Except in my eagerness to be heard, I actually silenced other women; women I cared deeply for and respected. Two friends pushed back on two separate occasions, labeling my behavior as self-centered, selfish, and attention-seeking. I was devastated because I knew they were partially right and their critiques spoke to my every insecurity. My desire to be heard, to say something meaningful, and to have a place in every conversation meant I hurt and silenced others. I’m grateful for their bravery in pushing back and calling out.
I apologized and dedicated myself to de-centering myself in conversation and learning to listen. I often did—and do—get it wrong. Throughout my life, I’ve struggled with this desire to be heard and to say something meaningful; something that could make a real, lasting impact. So, I’ve written for a newspaper, created a blog, joined the women’s march, become politically engaged, and written guest posts.
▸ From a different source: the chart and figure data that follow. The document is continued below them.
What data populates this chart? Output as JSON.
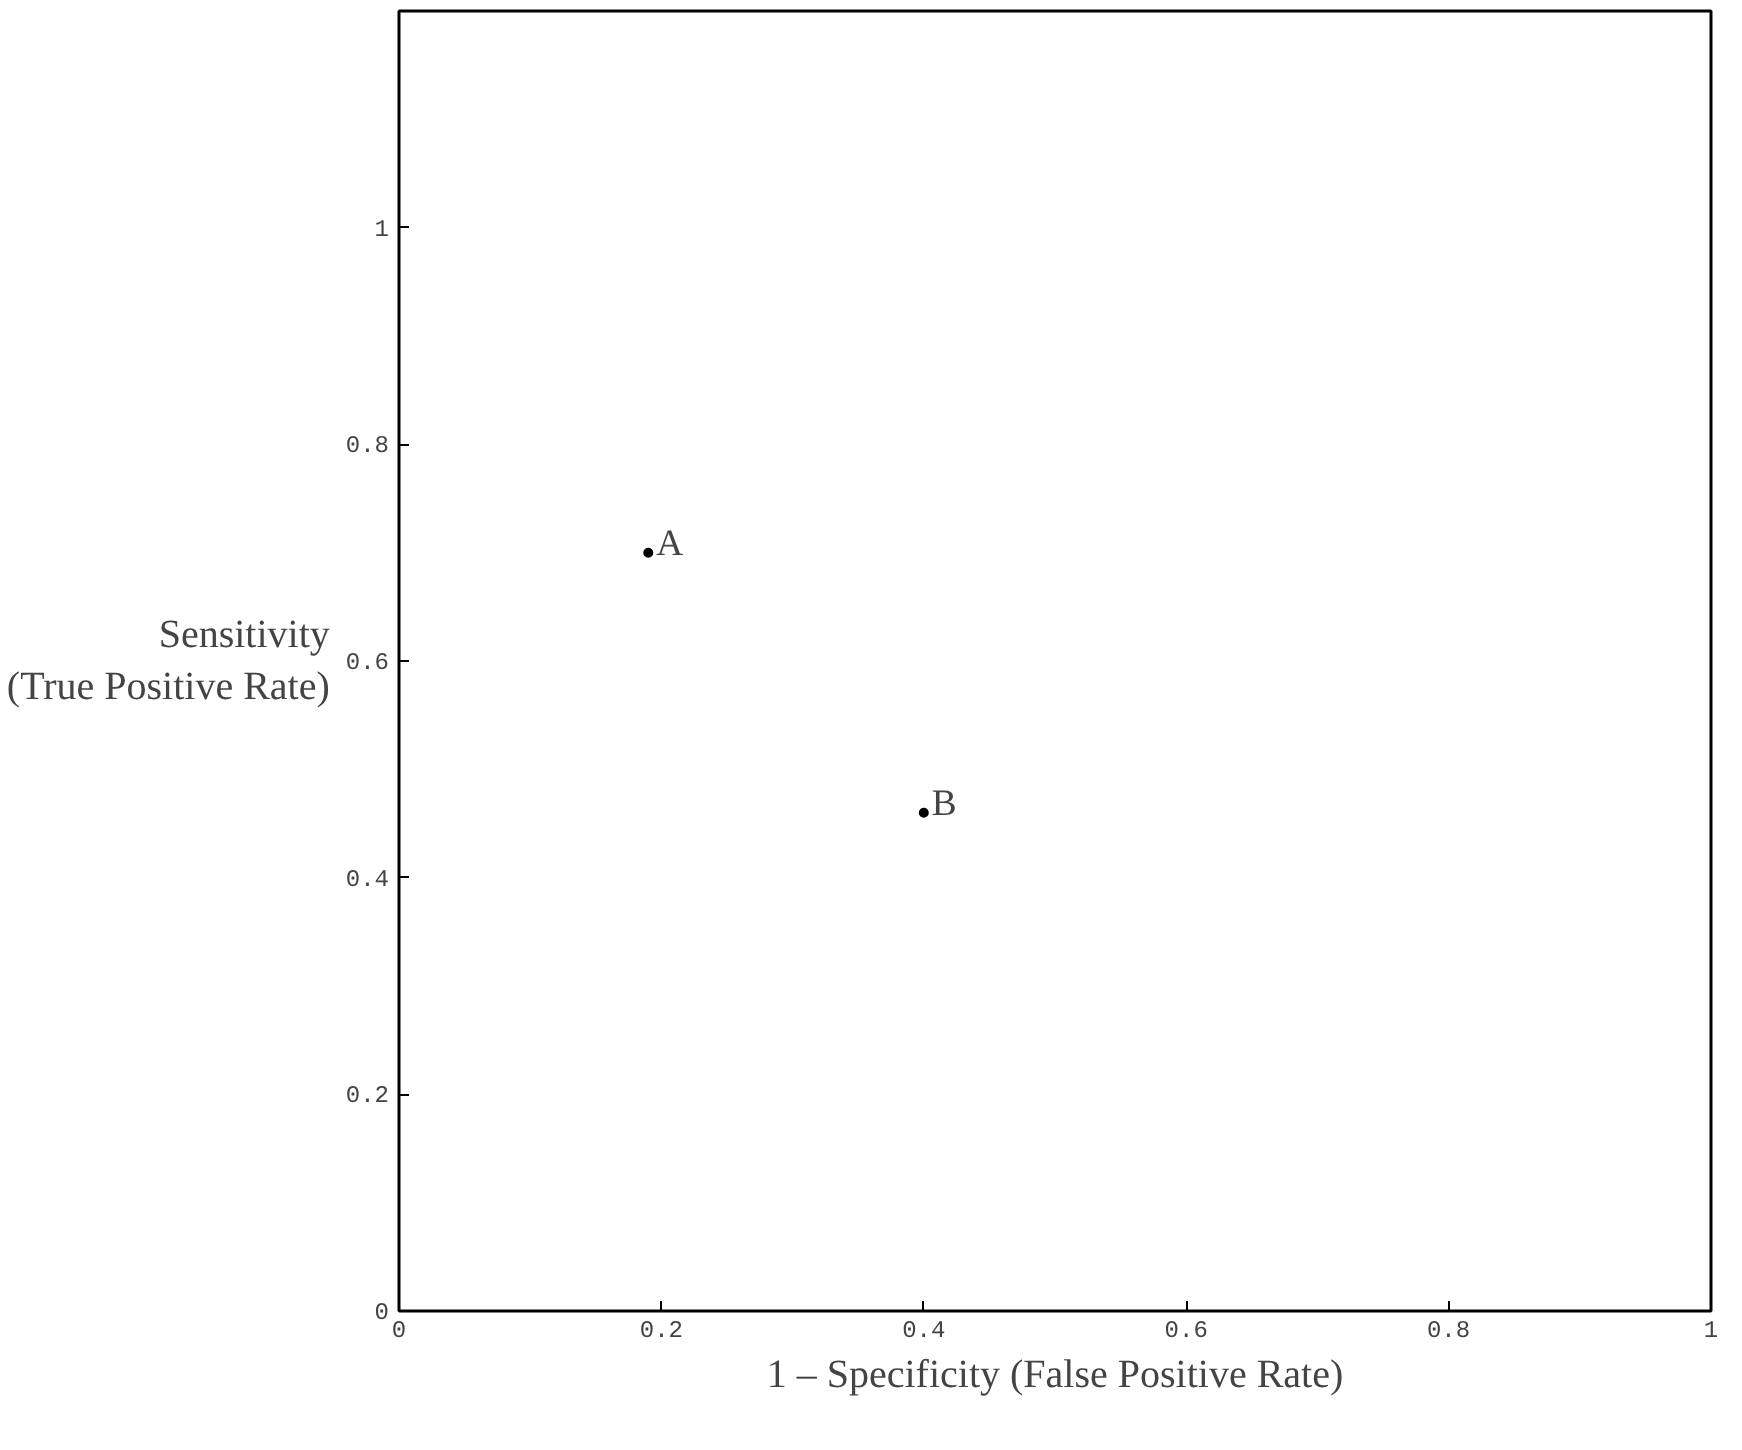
{
  "chart_data": {
    "type": "scatter",
    "xlabel": "1 – Specificity (False Positive Rate)",
    "ylabel": "Sensitivity\n(True Positive Rate)",
    "x": [
      0.19,
      0.4
    ],
    "series": [
      {
        "color": "#000000",
        "values": [
          0.7,
          0.46
        ]
      }
    ],
    "annotations": [
      {
        "text": "A",
        "x": 0.19,
        "y": 0.7
      },
      {
        "text": "B",
        "x": 0.4,
        "y": 0.46
      }
    ],
    "xlim": [
      0,
      1
    ],
    "ylim": [
      0,
      1.2
    ],
    "xticks": [
      0,
      0.2,
      0.4,
      0.6,
      0.8,
      1
    ],
    "yticks": [
      0,
      0.2,
      0.4,
      0.6,
      0.8,
      1
    ],
    "marker": "circle",
    "grid": false
  }
}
I’ve also joined private communities to commune with people in anger, hurt, sadness, mourning, rejoicing, criticizing, mocking, encouraging, and laughing.
These groups became essential in creating a sense of belonging when it felt as though I belonged nowhere. I discovered I was not alone in my thoughts and feelings. I built friendships amongst acceptance and trust. I also walked into quicksand of my own making and rapidly discovered my privilege, my biases, my prejudices, and the ways I continued to silence and harm others through my language, my actions, and my silence.
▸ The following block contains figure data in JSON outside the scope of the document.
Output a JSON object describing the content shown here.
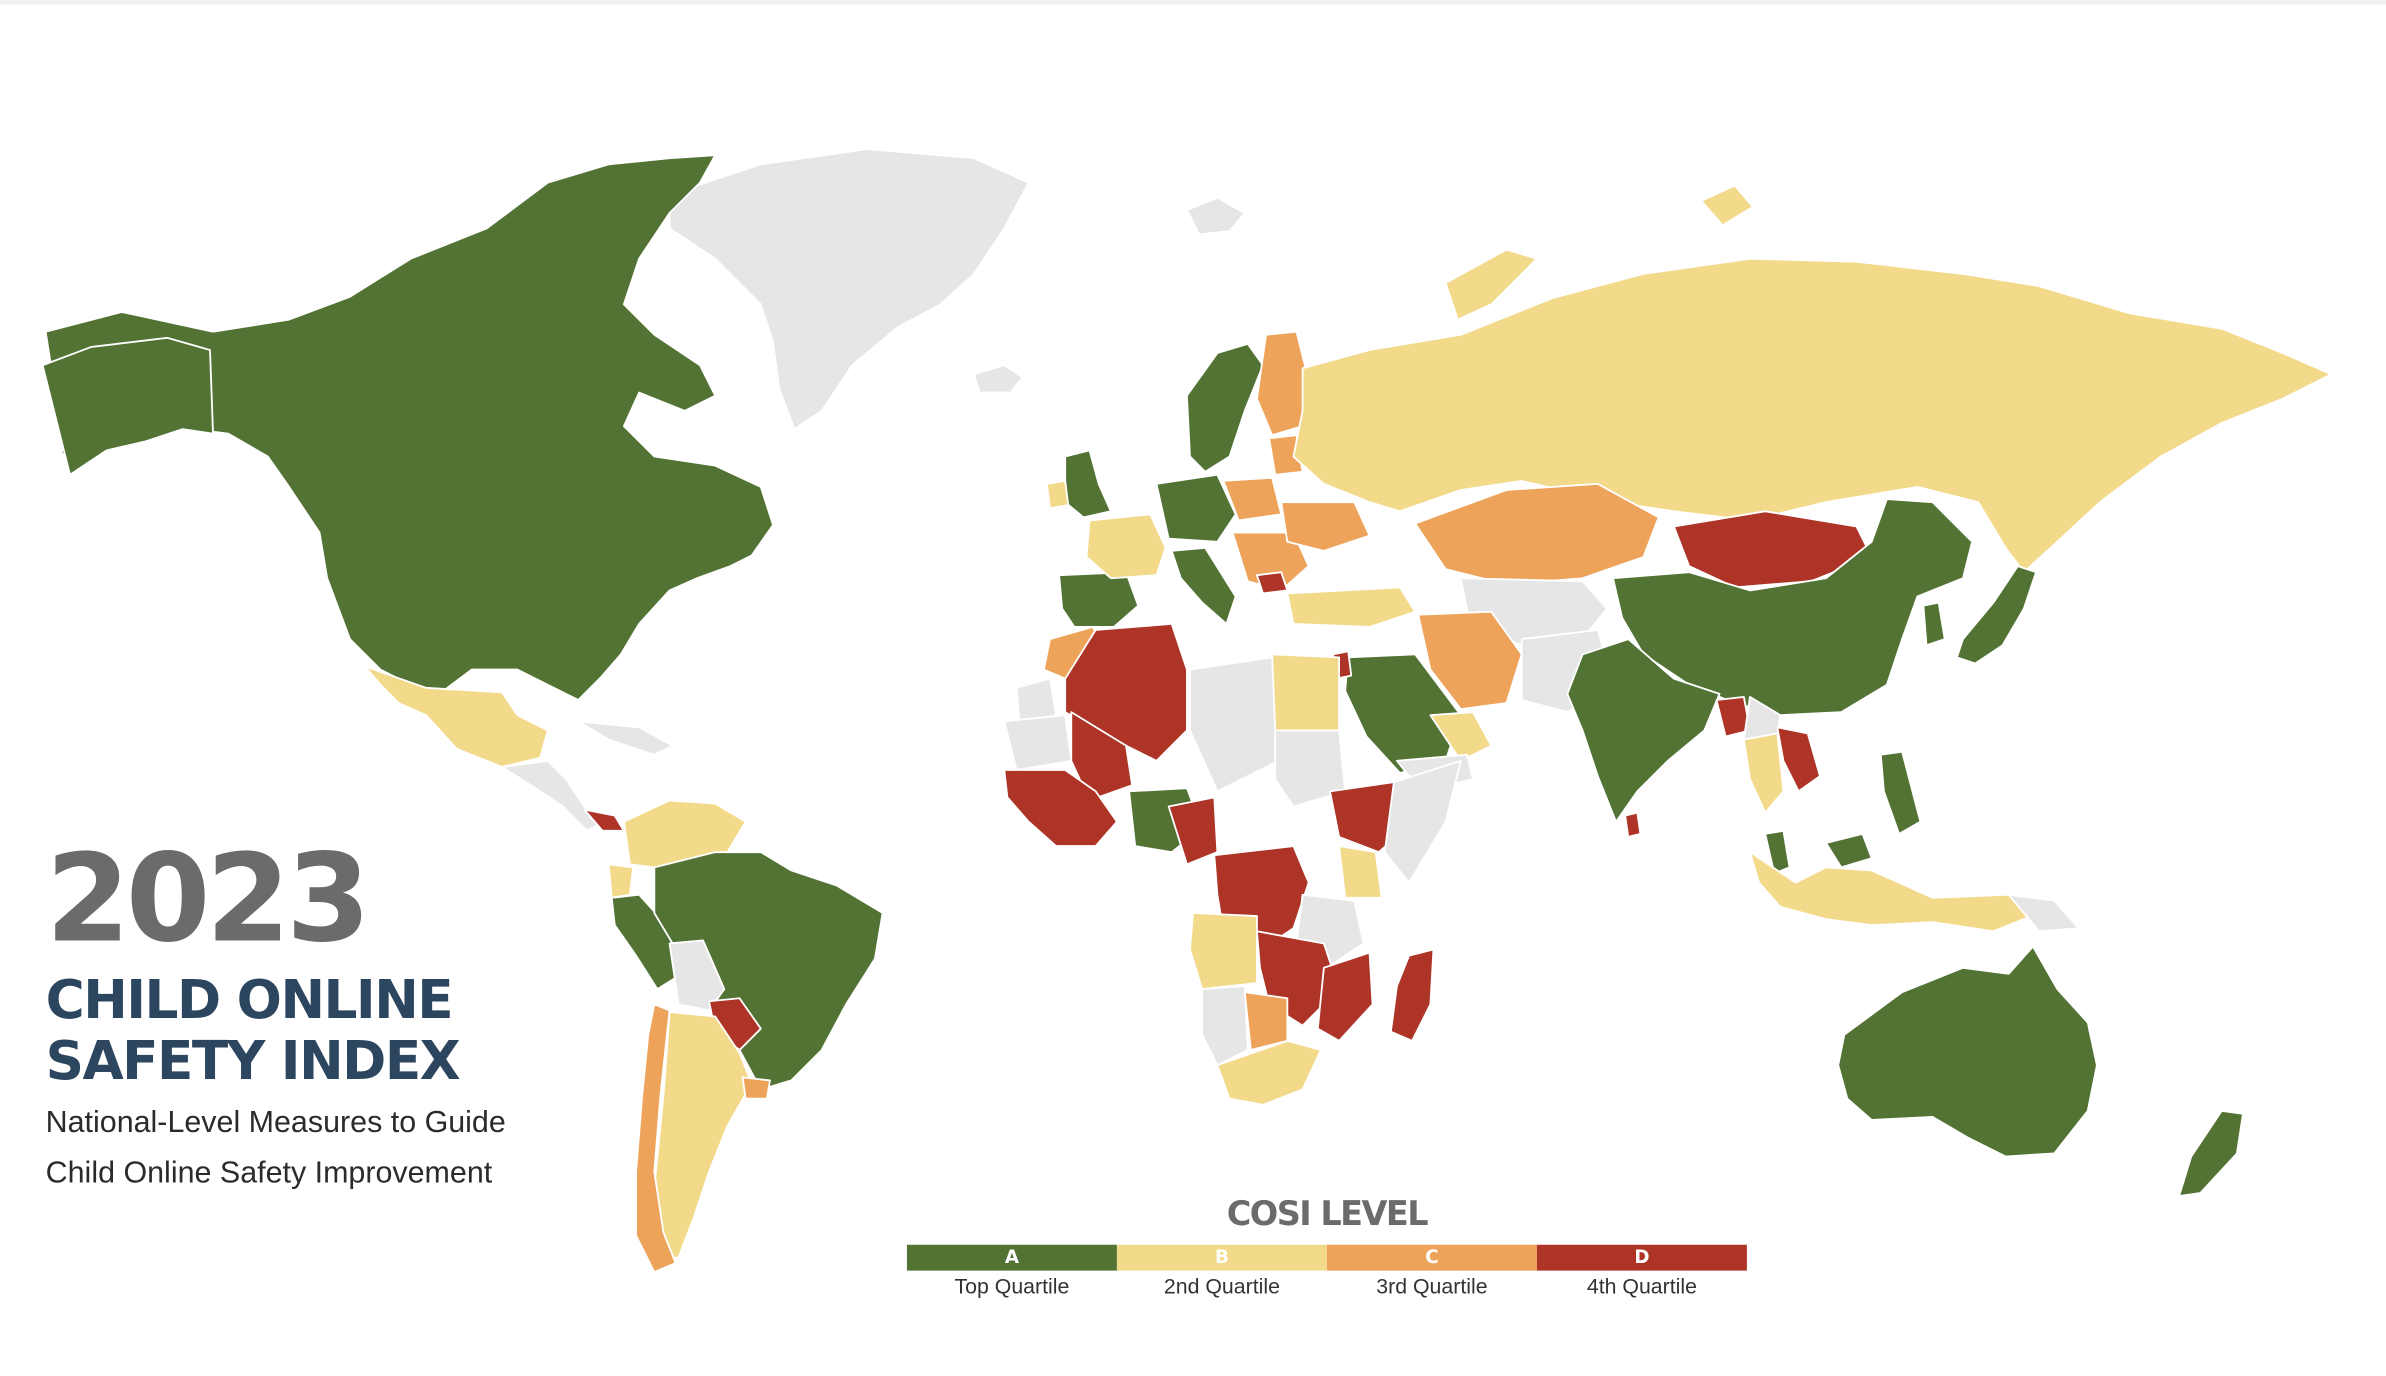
{
  "title": {
    "year": "2023",
    "line1": "CHILD ONLINE",
    "line2": "SAFETY INDEX",
    "sub1": "National-Level Measures to Guide",
    "sub2": "Child Online Safety Improvement"
  },
  "legend": {
    "title": "COSI LEVEL",
    "levels": [
      {
        "code": "A",
        "label": "Top Quartile",
        "color": "#537335"
      },
      {
        "code": "B",
        "label": "2nd Quartile",
        "color": "#f3d98a"
      },
      {
        "code": "C",
        "label": "3rd Quartile",
        "color": "#eea35a"
      },
      {
        "code": "D",
        "label": "4th Quartile",
        "color": "#ad3427"
      }
    ]
  },
  "map_colors": {
    "no_data": "#e6e6e6",
    "A": "#537335",
    "B": "#f3d98a",
    "C": "#eea35a",
    "D": "#ad3427"
  }
}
And so the balance between speaking and listening continues to challenge me. I selfishly admit that I desperately needed a place 10 years ago outside of Mormonism to speak without the filters I curated for Mormon Mindy. I’ve needed places to be angry and hurt; to be brash and unrefined; to mourn who and what I was. I needed a place to learn and make mistakes; to be challenged to once again move beyond me and my voice. And every space I’ve joined in grows tired of this process of finding your voice; of learning to listen anew; of becoming. Some have moved beyond it. Some are exhausted by it. Some are alienated by it. Some are not ready for it. Some believe there should be prerequisite learning before joining in at all. And they are all valid and right in these thoughts and feelings.
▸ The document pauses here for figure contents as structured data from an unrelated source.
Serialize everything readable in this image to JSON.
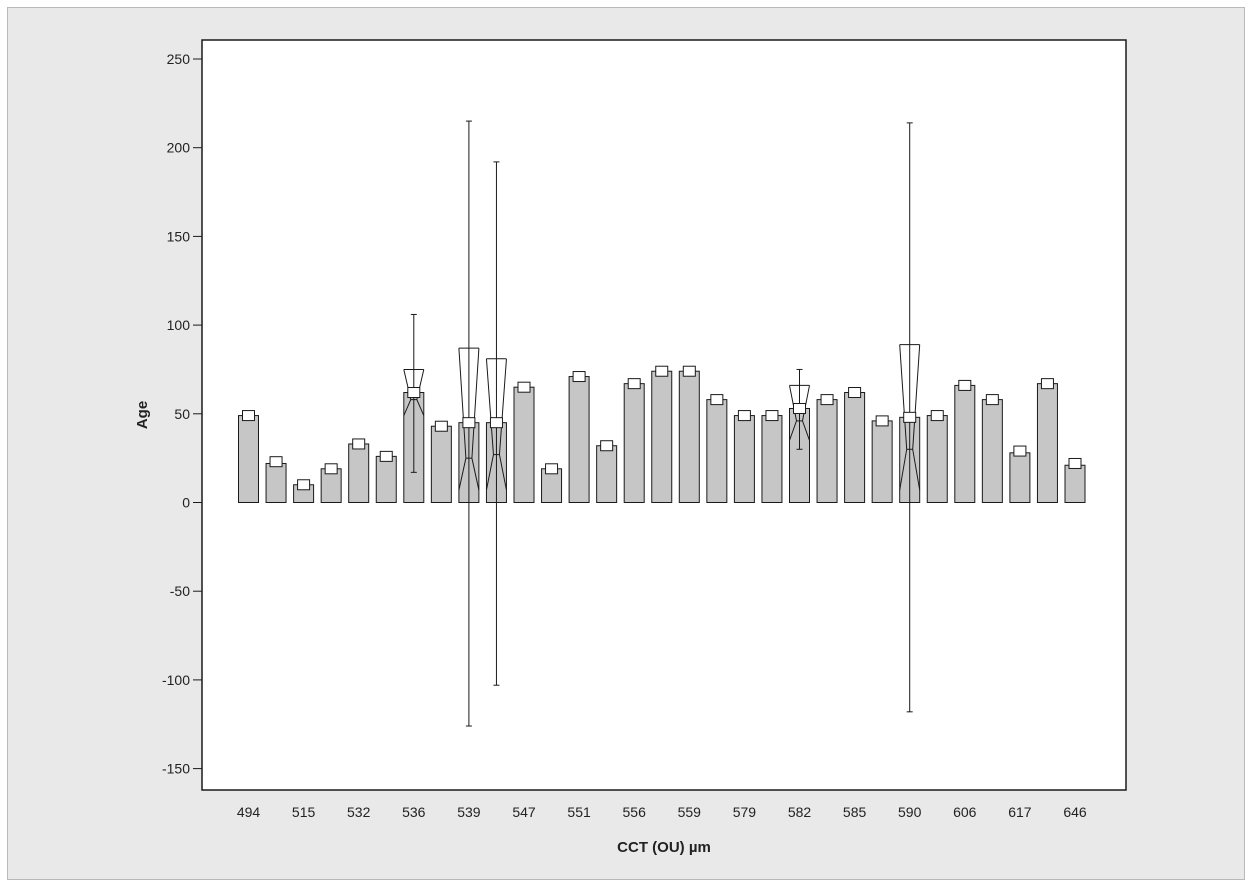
{
  "chart_data": {
    "type": "bar",
    "title": "",
    "xlabel": "CCT (OU) µm",
    "ylabel": "Age",
    "ylim": [
      -160,
      260
    ],
    "yticks": [
      250,
      200,
      150,
      100,
      50,
      0,
      -50,
      -100,
      -150
    ],
    "x_tick_labels": [
      "494",
      "515",
      "532",
      "536",
      "539",
      "547",
      "551",
      "556",
      "559",
      "579",
      "582",
      "585",
      "590",
      "606",
      "617",
      "646"
    ],
    "x_tick_positions": [
      0,
      2,
      4,
      6,
      8,
      10,
      12,
      14,
      16,
      18,
      20,
      22,
      24,
      26,
      28,
      30
    ],
    "n_bars": 31,
    "bar_values": [
      49,
      22,
      10,
      19,
      33,
      26,
      62,
      43,
      45,
      45,
      65,
      19,
      71,
      32,
      67,
      74,
      74,
      58,
      49,
      49,
      53,
      58,
      62,
      46,
      48,
      49,
      66,
      58,
      28,
      67,
      21
    ],
    "marker_values": [
      49,
      23,
      10,
      19,
      33,
      26,
      62,
      43,
      45,
      45,
      65,
      19,
      71,
      32,
      67,
      74,
      74,
      58,
      49,
      49,
      53,
      58,
      62,
      46,
      48,
      49,
      66,
      58,
      29,
      67,
      22
    ],
    "error_bars": [
      {
        "index": 6,
        "low": 17,
        "high": 106,
        "notch_low": 49,
        "notch_high": 75,
        "median": 58
      },
      {
        "index": 8,
        "low": -126,
        "high": 215,
        "notch_low": 7,
        "notch_high": 87,
        "median": 25
      },
      {
        "index": 9,
        "low": -103,
        "high": 192,
        "notch_low": 7,
        "notch_high": 81,
        "median": 27
      },
      {
        "index": 20,
        "low": 30,
        "high": 75,
        "notch_low": 35,
        "notch_high": 66,
        "median": 46
      },
      {
        "index": 24,
        "low": -118,
        "high": 214,
        "notch_low": 7,
        "notch_high": 89,
        "median": 30
      }
    ],
    "grid": false,
    "legend": "none",
    "colors": {
      "bar_fill": "#c6c6c6",
      "stroke": "#1a1a1a",
      "plot_bg": "#ffffff",
      "outer_bg": "#e9e9ea"
    }
  }
}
It’s abundantly clear that no one space can meet all these needs simultaneously for every member all of the time. It’s also essential that one space does not dominate or silence other people or spaces.
I’m still convinced that spaces are needed for people who are finding their voices. They need mentorship, kindness, community, and challenging and calling out and calling in. But what happens when the very existence and dynamic of this “finding your voice” space alienates and silences marginalized voices because it allows for this learning? What happens when some members only want to be heard and refuse to learn? What happens when some members outgrow this purpose and are ready for a different space that demands more of participants and requires far more listening than speaking?
I’m not certain of anything, except there isn’t one good answer or one perfect space. So, we’ll keep building, growing, joining, and supporting in different spaces in the hopes of finding community, healing, and places to discover our voices and to listen. This process will hurt, embarrass anger, create discomfort, and push us constantly. But we’ll challenge ourselves in this becoming; in continual change and growth again and again and again. And again.